Example 1: You dissolve 10 g of salt in enough water to make 2 L of solution. What is the mass concentration? Example 2: You mix 20 g of solute with 80 g of solvent (total mixture = 100 g). What is the percent by mass?

  1. 01Example 1: C = 10 g / 2 L = 5 g/L
  2. 02Example 2: w = 20 g / 100 g = 0.20
  3. 03Example 2: % by mass = 0.20 × 100 = 20%
Result

Mass concentration = 5 g/L; Percent by mass = 20%

Common mistakes

  • Confusing mass concentration (g/L) with percent by mass (%) — they are not interchangeable unless you know the solution density.
  • Using solution mass where the formula requires solution volume, or vice versa. Mass concentration divides by volume; mass fraction divides by total mass.
  • Assuming 1 L of solution weighs 1 kg — this is approximately true for dilute aqueous solutions but becomes increasingly wrong at higher concentrations or with non-water solvents.
  • Mixing up solute mass and solution mass — the denominator for mass fraction is the total mixture mass (solute + solvent), not the solvent mass alone.
  • Forgetting unit consistency — if solute mass is in mg, solution volume should give concentration in mg/L, not g/L.

When to use the calculator

Use the Concentration calculator when you need to convert between mass concentration and percent by mass, or to find the solute mass required for a target concentration.

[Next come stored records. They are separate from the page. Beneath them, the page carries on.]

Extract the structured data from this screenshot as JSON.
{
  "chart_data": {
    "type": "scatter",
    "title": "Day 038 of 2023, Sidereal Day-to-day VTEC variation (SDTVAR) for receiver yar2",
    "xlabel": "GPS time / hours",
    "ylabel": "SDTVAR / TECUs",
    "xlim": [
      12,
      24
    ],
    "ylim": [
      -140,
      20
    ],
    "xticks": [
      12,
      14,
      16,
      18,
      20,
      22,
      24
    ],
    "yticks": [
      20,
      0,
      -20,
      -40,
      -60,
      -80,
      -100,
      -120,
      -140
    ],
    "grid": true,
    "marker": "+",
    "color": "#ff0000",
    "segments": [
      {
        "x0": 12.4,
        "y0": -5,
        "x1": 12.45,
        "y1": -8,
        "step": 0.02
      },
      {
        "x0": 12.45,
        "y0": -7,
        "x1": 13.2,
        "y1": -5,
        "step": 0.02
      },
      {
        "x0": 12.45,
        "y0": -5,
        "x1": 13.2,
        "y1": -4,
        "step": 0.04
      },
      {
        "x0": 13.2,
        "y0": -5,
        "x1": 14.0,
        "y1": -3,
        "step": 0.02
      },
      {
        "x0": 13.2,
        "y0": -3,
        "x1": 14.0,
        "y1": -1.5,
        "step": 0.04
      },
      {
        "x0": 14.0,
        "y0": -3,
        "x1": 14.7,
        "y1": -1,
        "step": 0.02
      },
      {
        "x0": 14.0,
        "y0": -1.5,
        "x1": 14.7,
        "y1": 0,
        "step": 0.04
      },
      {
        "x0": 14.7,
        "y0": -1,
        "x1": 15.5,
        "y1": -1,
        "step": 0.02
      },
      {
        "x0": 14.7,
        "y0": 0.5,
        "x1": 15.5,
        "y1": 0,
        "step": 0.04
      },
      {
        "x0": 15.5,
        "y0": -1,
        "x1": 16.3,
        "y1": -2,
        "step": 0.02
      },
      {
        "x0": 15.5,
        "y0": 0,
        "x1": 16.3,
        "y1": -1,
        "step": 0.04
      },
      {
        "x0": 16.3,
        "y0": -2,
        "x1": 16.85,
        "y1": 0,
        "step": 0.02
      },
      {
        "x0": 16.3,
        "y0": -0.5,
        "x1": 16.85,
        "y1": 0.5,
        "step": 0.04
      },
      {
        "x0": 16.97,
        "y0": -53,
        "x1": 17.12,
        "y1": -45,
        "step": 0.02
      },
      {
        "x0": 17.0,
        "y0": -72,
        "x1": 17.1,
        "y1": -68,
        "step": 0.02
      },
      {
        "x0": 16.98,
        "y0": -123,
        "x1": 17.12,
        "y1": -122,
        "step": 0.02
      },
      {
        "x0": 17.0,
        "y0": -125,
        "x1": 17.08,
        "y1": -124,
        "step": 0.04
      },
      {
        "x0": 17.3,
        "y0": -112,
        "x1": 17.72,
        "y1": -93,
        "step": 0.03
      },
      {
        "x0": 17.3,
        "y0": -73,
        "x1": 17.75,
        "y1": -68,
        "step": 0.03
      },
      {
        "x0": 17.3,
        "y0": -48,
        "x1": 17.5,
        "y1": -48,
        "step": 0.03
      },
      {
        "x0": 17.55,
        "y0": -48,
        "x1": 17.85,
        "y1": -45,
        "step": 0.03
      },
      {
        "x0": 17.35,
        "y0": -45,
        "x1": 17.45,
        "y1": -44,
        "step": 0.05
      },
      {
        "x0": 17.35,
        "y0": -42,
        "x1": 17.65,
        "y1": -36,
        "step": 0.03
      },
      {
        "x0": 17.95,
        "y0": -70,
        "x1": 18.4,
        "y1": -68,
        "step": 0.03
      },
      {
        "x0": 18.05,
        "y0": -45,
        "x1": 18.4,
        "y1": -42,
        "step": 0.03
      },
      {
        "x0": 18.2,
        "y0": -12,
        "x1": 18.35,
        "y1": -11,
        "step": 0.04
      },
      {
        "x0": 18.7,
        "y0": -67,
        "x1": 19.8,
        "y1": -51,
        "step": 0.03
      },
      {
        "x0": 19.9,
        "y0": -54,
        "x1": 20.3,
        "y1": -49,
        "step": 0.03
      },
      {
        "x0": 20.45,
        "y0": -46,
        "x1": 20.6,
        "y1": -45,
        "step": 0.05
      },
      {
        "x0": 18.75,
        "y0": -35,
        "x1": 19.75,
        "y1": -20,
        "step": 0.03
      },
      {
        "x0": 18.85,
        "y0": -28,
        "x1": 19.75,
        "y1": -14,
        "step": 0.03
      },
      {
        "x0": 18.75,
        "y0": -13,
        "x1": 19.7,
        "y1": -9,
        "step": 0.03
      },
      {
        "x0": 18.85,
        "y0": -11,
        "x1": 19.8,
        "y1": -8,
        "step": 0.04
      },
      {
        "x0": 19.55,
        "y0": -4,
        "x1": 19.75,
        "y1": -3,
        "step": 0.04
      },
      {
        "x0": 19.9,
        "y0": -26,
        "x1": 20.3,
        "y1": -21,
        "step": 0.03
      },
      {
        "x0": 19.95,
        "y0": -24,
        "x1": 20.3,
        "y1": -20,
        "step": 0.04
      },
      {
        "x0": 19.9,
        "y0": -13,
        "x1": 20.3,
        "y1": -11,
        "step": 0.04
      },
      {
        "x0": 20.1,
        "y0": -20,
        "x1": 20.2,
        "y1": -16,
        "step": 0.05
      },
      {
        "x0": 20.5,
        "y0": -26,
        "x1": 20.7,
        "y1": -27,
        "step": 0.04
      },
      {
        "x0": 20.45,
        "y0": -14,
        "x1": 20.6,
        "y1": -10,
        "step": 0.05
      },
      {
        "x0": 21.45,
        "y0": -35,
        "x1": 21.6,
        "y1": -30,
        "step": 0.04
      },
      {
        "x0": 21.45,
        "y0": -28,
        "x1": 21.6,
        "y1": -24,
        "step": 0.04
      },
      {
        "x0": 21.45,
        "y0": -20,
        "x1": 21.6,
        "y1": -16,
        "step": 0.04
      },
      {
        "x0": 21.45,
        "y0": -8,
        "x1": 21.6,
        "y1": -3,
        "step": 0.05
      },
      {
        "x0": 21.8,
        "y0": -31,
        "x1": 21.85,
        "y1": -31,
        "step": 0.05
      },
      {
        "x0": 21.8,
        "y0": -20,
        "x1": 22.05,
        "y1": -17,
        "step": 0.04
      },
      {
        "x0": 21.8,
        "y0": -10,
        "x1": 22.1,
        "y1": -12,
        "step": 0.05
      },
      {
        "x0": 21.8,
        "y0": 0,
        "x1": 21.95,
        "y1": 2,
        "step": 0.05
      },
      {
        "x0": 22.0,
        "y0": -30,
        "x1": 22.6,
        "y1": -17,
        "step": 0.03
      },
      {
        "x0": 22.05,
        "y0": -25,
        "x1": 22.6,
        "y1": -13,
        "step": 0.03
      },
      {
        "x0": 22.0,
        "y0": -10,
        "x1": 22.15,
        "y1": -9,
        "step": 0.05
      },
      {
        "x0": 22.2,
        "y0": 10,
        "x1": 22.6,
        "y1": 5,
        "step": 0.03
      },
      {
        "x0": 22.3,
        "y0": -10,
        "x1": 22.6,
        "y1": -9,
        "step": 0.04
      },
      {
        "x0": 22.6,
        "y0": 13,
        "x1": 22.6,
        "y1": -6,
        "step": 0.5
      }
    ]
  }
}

The calculator keeps the unit arithmetic consistent.

FAQ

How do I convert between g/L and percent by mass?
You need the solution density. Percent by mass = (C in g/L) / (density in g/L) × 100. For dilute aqueous solutions where density ≈ 1000 g/L, the conversion is approximately: % by mass ≈ C (g/L) / 10. But for concentrated solutions, you must use the actual density.
What is the difference between concentration and molarity?
Mass concentration (g/L) measures mass of solute per volume of solution. Molarity (mol/L or M) measures moles of solute per volume of solution. To convert: molarity = mass concentration / molar mass. You need to know the molar mass of the solute.
Is ppm the same as mg/L?
For dilute aqueous solutions, ppm (by mass) is approximately equal to mg/L because the solution density is close to 1 kg/L. For concentrated solutions or non-aqueous solvents, ppm and mg/L are not the same — ppm is mass/mass while mg/L is mass/volume.
Can concentration exceed 100%?
Percent by mass cannot exceed 100% (that would mean more solute than total mixture, which is impossible). Mass concentration in g/L has no theoretical upper limit — a very dense, concentrated solution can exceed 1000 g/L. These are different measures with different ranges.